Too bad they screwed up in getting this info off the cloud.
To that phone or any phone once they get the software from Apple. That’s why Apple doesn’t want to get involved.
I don’t know why Farook’s IT department reset the password. Apparently it wasn’t done with FBI knowledge. But Farook had not backed up anything to his Cloud account for more than a month prior to the attack. So what the FBI is after is stored on the phone itself. If that’s what the FBI is actually after.
I think they should just quietly turn the phone over to the NSA and let them work their magic to get at the device’s storage.

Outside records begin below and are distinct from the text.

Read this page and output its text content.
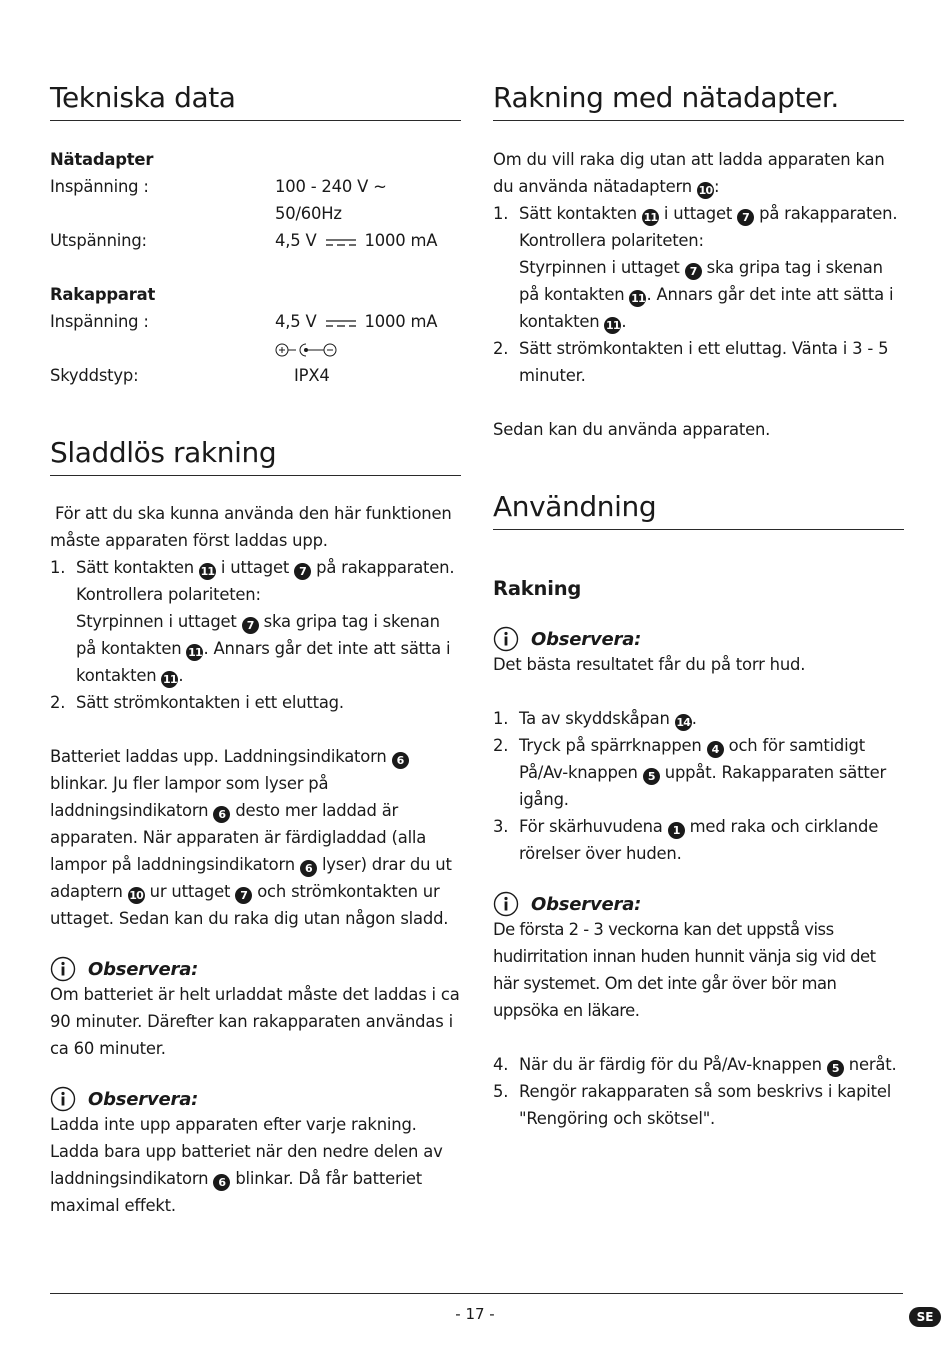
Tekniska data
Nätadapter
Inspänning :	100 - 240 V ~
50/60Hz
Utspänning:	4,5 V	1000 mA
Rakapparat
Inspänning :	4,5 V	1000 mA

Skyddstyp:	IPX4
Sladdlös rakning
För att du ska kunna använda den här funktionen måste apparaten först laddas upp.
1. Sätt kontakten 11 i uttaget 7 på rakapparaten.
Kontrollera polariteten:
Styrpinnen i uttaget 7 ska gripa tag i skenan på kontakten 11 . Annars går det inte att sätta i kontakten 11 .
2. Sätt strömkontakten i ett eluttag.
Batteriet laddas upp. Laddningsindikatorn 6 blinkar. Ju fler lampor som lyser på laddningsindikatorn 6 desto mer laddad är apparaten. När apparaten är färdigladdad (alla lampor på laddningsindikatorn 6 lyser) drar du ut adaptern 10 ur uttaget 7 och strömkontakten ur uttaget. Sedan kan du raka dig utan någon sladd.
Observera:
Om batteriet är helt urladdat måste det laddas i ca 90 minuter. Därefter kan rakapparaten användas i ca 60 minuter.
Observera:
Ladda inte upp apparaten efter varje rakning. Ladda bara upp batteriet när den nedre delen av laddningsindikatorn 6 blinkar. Då får batteriet maximal effekt.
Rakning med nätadapter.
Om du vill raka dig utan att ladda apparaten kan du använda nätadaptern 10 :
1. Sätt kontakten 11 i uttaget 7 på rakapparaten.
Kontrollera polariteten:
Styrpinnen i uttaget 7 ska gripa tag i skenan på kontakten 11 . Annars går det inte att sätta i kontakten 11 .
2. Sätt strömkontakten i ett eluttag. Vänta i 3 - 5 minuter.
Sedan kan du använda apparaten.
Användning
Rakning
Observera:
Det bästa resultatet får du på torr hud.
1. Ta av skyddskåpan 14 .
2. Tryck på spärrknappen 4 och för samtidigt På/Av-knappen 5 uppåt. Rakapparaten sätter igång.
3. För skärhuvudena 1 med raka och cirklande rörelser över huden.
Observera:
De första 2 - 3 veckorna kan det uppstå viss hudirritation innan huden hunnit vänja sig vid det här systemet. Om det inte går över bör man uppsöka en läkare.
4. När du är färdig för du På/Av-knappen 5 neråt.
5. Rengör rakapparaten så som beskrivs i kapitel "Rengöring och skötsel".
- 17 -	SE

But I’m really beginning to think the government wants to exploit this issue in order to create a legislative, and public, environment friendly to increased domestic surveillance and warrantless searches in the name of The War On Terror®.
WaPo 09/16/15:
The Intercept:
Being an election year, Congress may not be so willing to tell people they must be willing to turn over the personal data stored on their phones, (like lists of contacts, emails and texts, phone records, photographs, historical data on physical movements, private PGP keys for encrypted emails, bank account data among other things), to law enforcement on just a whim. So the FBI is looking for more friendly support in the courts. I don’t think it has much to do with Farook at all.